Richmond has a long, varied history that spans nearly four centuries, but many of the turning points its past are tied to the city’s prominent roles in the two major domestic conflicts in American history—the Revolutionary War and the Civil War.   

It was from the lectern of Richmond’s St. John’s Church (Virginia’s oldest, still standing and open to tourists in the aptly-named Church Hill district) that Patrick Henry delivered the celebrated charge “Give me liberty or give me death” in 1775. Shortly after in 1780, Richmond replaced Williamsburg as Virginia’s capital, only to be set alight by the British and Benedict Arnold in 1781.
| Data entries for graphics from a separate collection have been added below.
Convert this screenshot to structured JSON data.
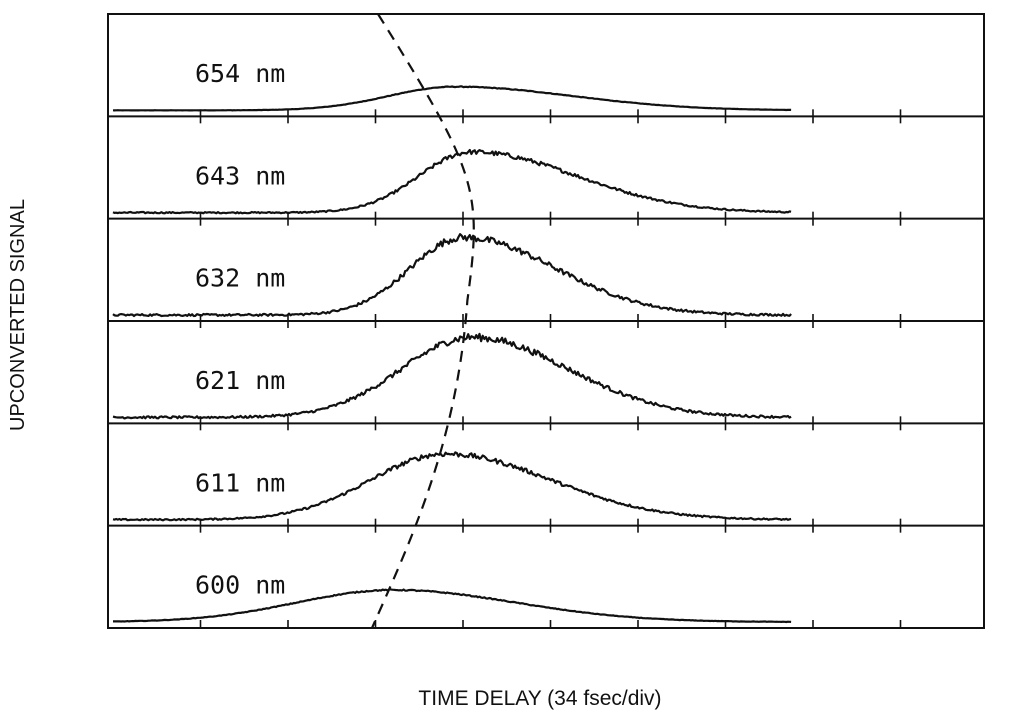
{
  "chart_data": {
    "type": "line",
    "xlabel": "TIME DELAY (34 fsec/div)",
    "ylabel": "UPCONVERTED SIGNAL",
    "x_unit_per_div_fs": 34,
    "x_divisions": 10,
    "grid": false,
    "panels": [
      {
        "label": "654 nm",
        "peak_x_div": 3.9,
        "amplitude": 0.28,
        "rise_width": 0.75,
        "decay_width": 1.35,
        "noise": 0.01
      },
      {
        "label": "643 nm",
        "peak_x_div": 4.1,
        "amplitude": 0.72,
        "rise_width": 0.6,
        "decay_width": 1.2,
        "noise": 0.025
      },
      {
        "label": "632 nm",
        "peak_x_div": 4.0,
        "amplitude": 0.92,
        "rise_width": 0.6,
        "decay_width": 1.05,
        "noise": 0.03
      },
      {
        "label": "621 nm",
        "peak_x_div": 4.1,
        "amplitude": 0.95,
        "rise_width": 0.8,
        "decay_width": 1.1,
        "noise": 0.03
      },
      {
        "label": "611 nm",
        "peak_x_div": 3.8,
        "amplitude": 0.78,
        "rise_width": 0.85,
        "decay_width": 1.2,
        "noise": 0.025
      },
      {
        "label": "600 nm",
        "peak_x_div": 3.2,
        "amplitude": 0.38,
        "rise_width": 1.1,
        "decay_width": 1.4,
        "noise": 0.012
      }
    ],
    "dashed_curve": {
      "description": "peak delay trace across wavelengths",
      "x_div_top": 3.0,
      "x_div_bottom": 3.0,
      "x_div_mid": 4.05
    }
  }
}
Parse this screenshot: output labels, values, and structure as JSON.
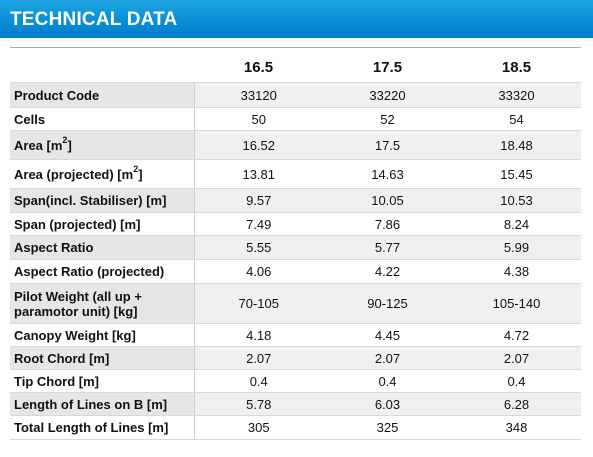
{
  "header": {
    "title": "TECHNICAL DATA"
  },
  "table": {
    "columns": [
      "16.5",
      "17.5",
      "18.5"
    ],
    "rows": [
      {
        "label": "Product Code",
        "values": [
          "33120",
          "33220",
          "33320"
        ]
      },
      {
        "label": "Cells",
        "values": [
          "50",
          "52",
          "54"
        ]
      },
      {
        "label": "Area [m",
        "label_sup": "2",
        "label_after": "]",
        "values": [
          "16.52",
          "17.5",
          "18.48"
        ]
      },
      {
        "label": "Area (projected) [m",
        "label_sup": "2",
        "label_after": "]",
        "values": [
          "13.81",
          "14.63",
          "15.45"
        ]
      },
      {
        "label": "Span(incl. Stabiliser) [m]",
        "values": [
          "9.57",
          "10.05",
          "10.53"
        ]
      },
      {
        "label": "Span (projected) [m]",
        "values": [
          "7.49",
          "7.86",
          "8.24"
        ]
      },
      {
        "label": "Aspect Ratio",
        "values": [
          "5.55",
          "5.77",
          "5.99"
        ]
      },
      {
        "label": "Aspect Ratio (projected)",
        "values": [
          "4.06",
          "4.22",
          "4.38"
        ]
      },
      {
        "label": "Pilot Weight (all up + paramotor unit) [kg]",
        "values": [
          "70-105",
          "90-125",
          "105-140"
        ]
      },
      {
        "label": "Canopy Weight [kg]",
        "values": [
          "4.18",
          "4.45",
          "4.72"
        ]
      },
      {
        "label": "Root Chord [m]",
        "values": [
          "2.07",
          "2.07",
          "2.07"
        ]
      },
      {
        "label": "Tip Chord [m]",
        "values": [
          "0.4",
          "0.4",
          "0.4"
        ]
      },
      {
        "label": "Length of Lines on B [m]",
        "values": [
          "5.78",
          "6.03",
          "6.28"
        ]
      },
      {
        "label": "Total Length of Lines [m]",
        "values": [
          "305",
          "325",
          "348"
        ]
      }
    ]
  }
}
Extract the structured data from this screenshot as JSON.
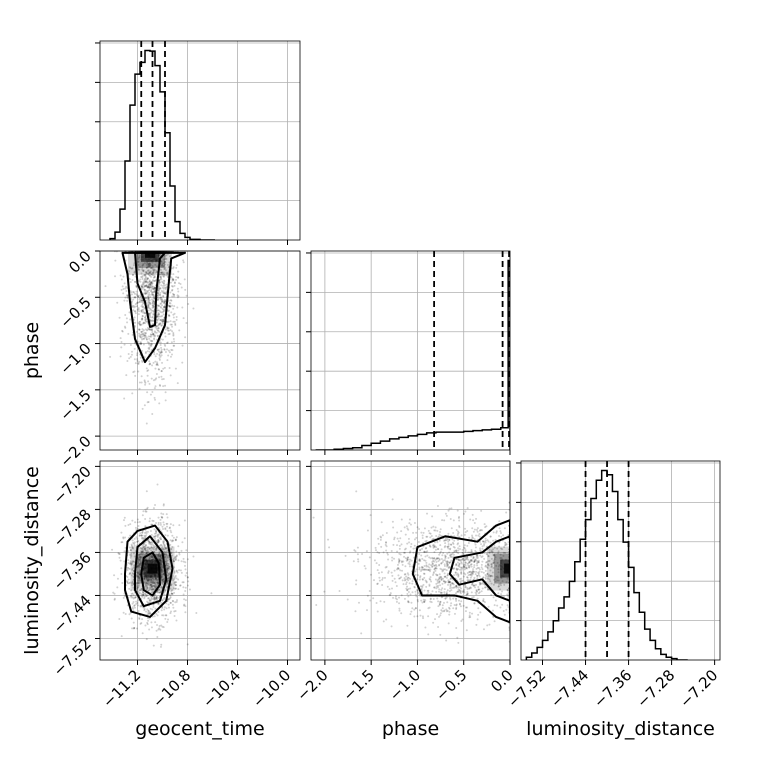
{
  "chart_data": {
    "type": "corner",
    "parameters": [
      "geocent_time",
      "phase",
      "luminosity_distance"
    ],
    "axes": {
      "geocent_time": {
        "label": "geocent_time",
        "lim": [
          -11.5,
          -9.9
        ],
        "ticks": [
          -11.2,
          -10.8,
          -10.4,
          -10.0
        ],
        "tick_labels": [
          "−11.2",
          "−10.8",
          "−10.4",
          "−10.0"
        ]
      },
      "phase": {
        "label": "phase",
        "lim": [
          -2.15,
          0.0
        ],
        "ticks": [
          -2.0,
          -1.5,
          -1.0,
          -0.5,
          0.0
        ],
        "tick_labels": [
          "−2.0",
          "−1.5",
          "−1.0",
          "−0.5",
          "0.0"
        ]
      },
      "luminosity_distance": {
        "label": "luminosity_distance",
        "lim": [
          -7.56,
          -7.19
        ],
        "ticks": [
          -7.52,
          -7.44,
          -7.36,
          -7.28,
          -7.2
        ],
        "tick_labels": [
          "−7.52",
          "−7.44",
          "−7.36",
          "−7.28",
          "−7.20"
        ]
      }
    },
    "marginals": [
      {
        "param": "geocent_time",
        "edges": [
          -11.42,
          -11.38,
          -11.34,
          -11.3,
          -11.26,
          -11.22,
          -11.18,
          -11.14,
          -11.1,
          -11.06,
          -11.02,
          -10.98,
          -10.94,
          -10.9,
          -10.86,
          -10.82,
          -10.78,
          -10.74,
          -10.7,
          -10.66,
          -10.62,
          -10.58
        ],
        "counts": [
          2,
          12,
          47,
          120,
          205,
          252,
          270,
          288,
          287,
          265,
          225,
          163,
          82,
          28,
          10,
          4,
          1,
          1,
          0,
          0,
          0
        ],
        "quantiles": [
          -11.17,
          -11.08,
          -10.98
        ]
      },
      {
        "param": "phase",
        "edges": [
          -2.1,
          -2.0,
          -1.9,
          -1.8,
          -1.7,
          -1.6,
          -1.5,
          -1.4,
          -1.3,
          -1.2,
          -1.1,
          -1.0,
          -0.9,
          -0.8,
          -0.7,
          -0.6,
          -0.5,
          -0.4,
          -0.3,
          -0.2,
          -0.1,
          -0.02,
          0.0
        ],
        "counts": [
          0,
          0,
          1,
          2,
          3,
          6,
          9,
          12,
          15,
          17,
          19,
          21,
          23,
          24,
          24,
          24,
          25,
          26,
          27,
          28,
          30,
          255
        ],
        "quantiles": [
          -0.82,
          -0.08,
          -0.01
        ]
      },
      {
        "param": "luminosity_distance",
        "edges": [
          -7.55,
          -7.54,
          -7.53,
          -7.52,
          -7.51,
          -7.5,
          -7.49,
          -7.48,
          -7.47,
          -7.46,
          -7.45,
          -7.44,
          -7.43,
          -7.42,
          -7.41,
          -7.4,
          -7.39,
          -7.38,
          -7.37,
          -7.36,
          -7.35,
          -7.34,
          -7.33,
          -7.32,
          -7.31,
          -7.3,
          -7.29,
          -7.28,
          -7.27,
          -7.26,
          -7.25
        ],
        "counts": [
          2,
          5,
          9,
          14,
          20,
          28,
          37,
          45,
          56,
          70,
          86,
          100,
          115,
          128,
          135,
          132,
          120,
          100,
          84,
          66,
          48,
          34,
          22,
          14,
          8,
          4,
          2,
          1,
          0,
          0
        ],
        "quantiles": [
          -7.44,
          -7.4,
          -7.36
        ]
      }
    ],
    "joints": [
      {
        "x": "geocent_time",
        "y": "phase",
        "scatter": {
          "center": [
            -11.08,
            -0.45
          ],
          "sd": [
            0.1,
            0.45
          ],
          "n": 1500
        },
        "contours": [
          [
            [
              -11.32,
              -0.02
            ],
            [
              -11.28,
              -0.25
            ],
            [
              -11.26,
              -0.55
            ],
            [
              -11.22,
              -0.95
            ],
            [
              -11.14,
              -1.2
            ],
            [
              -11.06,
              -1.05
            ],
            [
              -10.98,
              -0.8
            ],
            [
              -10.95,
              -0.35
            ],
            [
              -10.93,
              -0.08
            ],
            [
              -10.82,
              -0.02
            ]
          ],
          [
            [
              -11.22,
              -0.02
            ],
            [
              -11.2,
              -0.35
            ],
            [
              -11.14,
              -0.55
            ],
            [
              -11.1,
              -0.82
            ],
            [
              -11.06,
              -0.8
            ],
            [
              -11.05,
              -0.45
            ],
            [
              -11.02,
              -0.08
            ],
            [
              -10.98,
              -0.02
            ]
          ]
        ],
        "density_peak": [
          -11.1,
          -0.02
        ]
      },
      {
        "x": "geocent_time",
        "y": "luminosity_distance",
        "scatter": {
          "center": [
            -11.08,
            -7.395
          ],
          "sd": [
            0.11,
            0.045
          ],
          "n": 1500
        },
        "contours": [
          [
            [
              -11.3,
              -7.4
            ],
            [
              -11.28,
              -7.34
            ],
            [
              -11.2,
              -7.32
            ],
            [
              -11.06,
              -7.31
            ],
            [
              -10.96,
              -7.34
            ],
            [
              -10.92,
              -7.39
            ],
            [
              -10.97,
              -7.45
            ],
            [
              -11.1,
              -7.48
            ],
            [
              -11.25,
              -7.47
            ],
            [
              -11.3,
              -7.43
            ]
          ],
          [
            [
              -11.22,
              -7.4
            ],
            [
              -11.2,
              -7.35
            ],
            [
              -11.1,
              -7.33
            ],
            [
              -11.0,
              -7.36
            ],
            [
              -10.97,
              -7.41
            ],
            [
              -11.02,
              -7.45
            ],
            [
              -11.15,
              -7.46
            ],
            [
              -11.22,
              -7.43
            ]
          ],
          [
            [
              -11.17,
              -7.4
            ],
            [
              -11.15,
              -7.37
            ],
            [
              -11.08,
              -7.36
            ],
            [
              -11.03,
              -7.38
            ],
            [
              -11.02,
              -7.42
            ],
            [
              -11.08,
              -7.44
            ],
            [
              -11.15,
              -7.43
            ]
          ]
        ],
        "density_peak": [
          -11.08,
          -7.39
        ]
      },
      {
        "x": "phase",
        "y": "luminosity_distance",
        "scatter": {
          "center": [
            -0.6,
            -7.39
          ],
          "sd": [
            0.45,
            0.045
          ],
          "n": 1500
        },
        "contours": [
          [
            [
              0.0,
              -7.3
            ],
            [
              -0.15,
              -7.31
            ],
            [
              -0.35,
              -7.34
            ],
            [
              -0.7,
              -7.33
            ],
            [
              -1.0,
              -7.35
            ],
            [
              -1.05,
              -7.4
            ],
            [
              -0.95,
              -7.44
            ],
            [
              -0.6,
              -7.44
            ],
            [
              -0.35,
              -7.45
            ],
            [
              -0.15,
              -7.48
            ],
            [
              0.0,
              -7.49
            ]
          ],
          [
            [
              0.0,
              -7.33
            ],
            [
              -0.15,
              -7.34
            ],
            [
              -0.3,
              -7.36
            ],
            [
              -0.6,
              -7.37
            ],
            [
              -0.65,
              -7.4
            ],
            [
              -0.55,
              -7.42
            ],
            [
              -0.3,
              -7.41
            ],
            [
              -0.15,
              -7.44
            ],
            [
              0.0,
              -7.45
            ]
          ]
        ],
        "density_peak": [
          -0.01,
          -7.39
        ]
      }
    ],
    "grid": true
  }
}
The city recovered, rebuilt and continued to develop into one of the South’s most important commercial and political centers. One of the darker chapters of the city’s history, the period between the wars also saw Richmond become one of major centers of the American slave trade. With the outbreak of the Civil War in 1861, Richmond was designated the capital of the Confederacy, and remained the seat of Jefferson Davis’ government until its capture by Union troops in the spring of 1865.

As with most American cities, the 20th century brought expansion for Richmond. By the dawn of the new millennium, greater Richmond found itself with a population pushing 1.1 million, a modern, bustling downtown and a reinvigorated riverfront—a reworking of the nation’s oldest canal system into a tourist destination with restaurants, hotels and shops. Still, the city has not lost sight of its past, instead seeking to preserve it in institutions the Civil War Visitor Center in the old Tredegar Iron Works, the Black History Museum and Cultural Center, and the famed series of statues on Monument Avenue.